I slept pretty well with my pepper spray under my pillow and the fan I requested blowing directly on me all night. Although my room is small, it’s good enough for me and at $12 per night, you get what you pay for. I can’t complain. I am safe. The staff know me and take good care of me and I got the quiet side of the hotel this time. J
Jane came to ‘pick me’ for church around 11:30 and it was so meaningful to walk into a church where I recognize the faces of most, and they are happy to see me. Ugandans are always very honouring of guests and so my seat was in the front once again, facing sideways so I can feel the eyes of everyone on me as they very rarely have muzungus come this far into the village and away from the larger centres. I made one toddler scream in terror, and hide her face in her mom’s dress, but I have come to expect this and just take it in stride, greeting everyone with the typical eyebrow raise and head tilt that quickly becomes a habit when I’m here. This trip, I have also found myself speaking Ugandan English and with their accent because they find it so much easier to understand. I only need remember to turn it off when I’m speaking to whites – trickier than you think.

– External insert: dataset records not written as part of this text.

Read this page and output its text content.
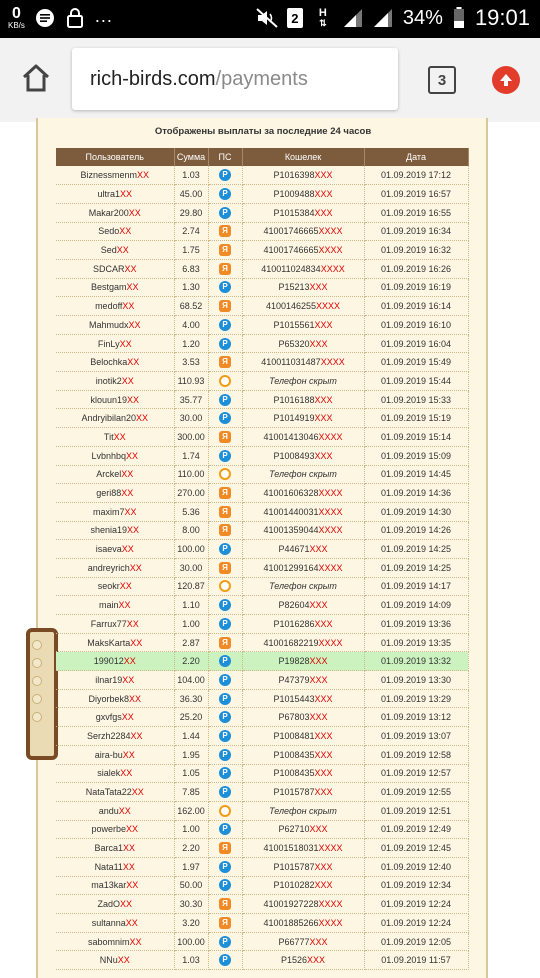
0
KB/s	...	2 H
⇅	34% 19:01
rich-birds.com /payments	3
Отображены выплаты за последние 24 часов
Пользователь	Сумма	ПС	Кошелек	Дата
BiznessmenmXX	1.03	P	P1016398XXX	01.09.2019 17:12
ultra1XX	45.00	P	P1009488XXX	01.09.2019 16:57
Makar200XX	29.80	P	P1015384XXX	01.09.2019 16:55
SedoXX	2.74	Я	41001746665XXXX	01.09.2019 16:34
SedXX	1.75	Я	41001746665XXXX	01.09.2019 16:32
SDCARXX	6.83	Я	410011024834XXXX	01.09.2019 16:26
BestgamXX	1.30	P	P15213XXX	01.09.2019 16:19
medoffXX	68.52	Я	4100146255XXXX	01.09.2019 16:14
MahmudxXX	4.00	P	P1015561XXX	01.09.2019 16:10
FinLyXX	1.20	P	P65320XXX	01.09.2019 16:04
BelochkaXX	3.53	Я	410011031487XXXX	01.09.2019 15:49
inotik2XX	110.93		Телефон скрыт	01.09.2019 15:44
klouun19XX	35.77	P	P1016188XXX	01.09.2019 15:33
Andryibilan20XX	30.00	P	P1014919XXX	01.09.2019 15:19
TitXX	300.00	Я	41001413046XXXX	01.09.2019 15:14
LvbnhbqXX	1.74	P	P1008493XXX	01.09.2019 15:09
ArckelXX	110.00		Телефон скрыт	01.09.2019 14:45
geri88XX	270.00	Я	41001606328XXXX	01.09.2019 14:36
maxim7XX	5.36	Я	41001440031XXXX	01.09.2019 14:30
shenia19XX	8.00	Я	41001359044XXXX	01.09.2019 14:26
isaevaXX	100.00	P	P44671XXX	01.09.2019 14:25
andreyrichXX	30.00	Я	41001299164XXXX	01.09.2019 14:25
seokrXX	120.87		Телефон скрыт	01.09.2019 14:17
mainXX	1.10	P	P82604XXX	01.09.2019 14:09
Farrux77XX	1.00	P	P1016286XXX	01.09.2019 13:36
MaksKartaXX	2.87	Я	41001682219XXXX	01.09.2019 13:35
199012XX	2.20	P	P19828XXX	01.09.2019 13:32
ilnar19XX	104.00	P	P47379XXX	01.09.2019 13:30
Diyorbek8XX	36.30	P	P1015443XXX	01.09.2019 13:29
gxvfgsXX	25.20	P	P67803XXX	01.09.2019 13:12
Serzh2284XX	1.44	P	P1008481XXX	01.09.2019 13:07
aira-buXX	1.95	P	P1008435XXX	01.09.2019 12:58
sialekXX	1.05	P	P1008435XXX	01.09.2019 12:57
NataTata22XX	7.85	P	P1015787XXX	01.09.2019 12:55
anduXX	162.00		Телефон скрыт	01.09.2019 12:51
powerbeXX	1.00	P	P62710XXX	01.09.2019 12:49
Barca1XX	2.20	Я	41001518031XXXX	01.09.2019 12:45
Nata11XX	1.97	P	P1015787XXX	01.09.2019 12:40
ma13karXX	50.00	P	P1010282XXX	01.09.2019 12:34
ZadOXX	30.30	Я	41001927228XXXX	01.09.2019 12:24
sultannaXX	3.20	Я	41001885266XXXX	01.09.2019 12:24
sabomnimXX	100.00	P	P66777XXX	01.09.2019 12:05
NNuXX	1.03	P	P1526XXX	01.09.2019 11:57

Vincent’s children all stayed back from their first day of school (Monday) to see me and spend time with me and I really got to know them a bit better this time. I was asking Stephen, the seventeen-year-old, about girls and if there was anyone special back at school. I wish you could see his face. Of course, we cannot see blushing on their dark skin, but his smile told me what I needed to know and I teased him throughout the day and we had fun with it. They did a special dance and when it was time for everyone to dance, instead of looking like an idiot in the front while everyone stared at a white girl trying to dance (can you imagine), I moved my way back to Vincent’s family and danced with them as they taught me their moves and I tried to keep up. I was sweating through my clothes by the end of about 30-40 minutes of dancing and for the last 20 minutes, I was holding one of the grandchildren of the lady we went to see yesterday. Who ever thought that worship time could be a workout. I spoke a brief word of thanks and a story from last week’s ministry time. I greeted them with Katonda akuwe omukisa (God bless you) which made them all laugh and clap. I’m telling you this – learning some of the local language for out bike trip and keeping it fresh in my mind has made 100% of the difference in my ability to reach out to people on this trip. They are so surprised at first and then seem hounoured that a muzungu would go to the trouble of learning a few things in their language. It has opened doors that would have remained closed and I’m sure helped me avoid threatening situations at times just because I can greet them and say things like tewali buzibu (no problem).
Various people got up to give testimonies and I saw the lady whose house we built go to the front holding a live chicken. “Oh, man,” I thought, “What if that is for me? How do I hold a chicken and what is appropriate for what to do with it? What if it flaps or pecks me and I freak out in front of everyone?” Sure enough, she sweetly shared about the changes that her new house has made in her life and the lives of her children and then walked over and placed that chicken right on my lap. I was struck with the immense privilege to live the life I am living and be here at this exact moment to receive a live chicken from a woman in Uganda whose name I cannot pronounce. Who gets to do that? I am so grateful. Thankfully, after a few minutes someone came and took the chicken from me and set it on the floor by the stage and there it happily stayed for the duration of the service.
After the three-hour service, we walked to Vincent’s house for the typical Ugandan lunch of boiled chicken, rice, matoke, greens, Irish potatoes, and soup (a bowl of beef broth with a piece of meat in it that you pour over your entire plate). They always heap your plate so high that I told Vincent I would eat what I could and then we gave the rest to one of the children. We took a bunch of photos and the children that are getting sponsored for 2020 wrote thank you letters and I tried to show them photos of their sponsors from Facebook. They really loved that and took much time to write their sweet letters that I will bring home.
It was like I spent the day with family. What a privilege.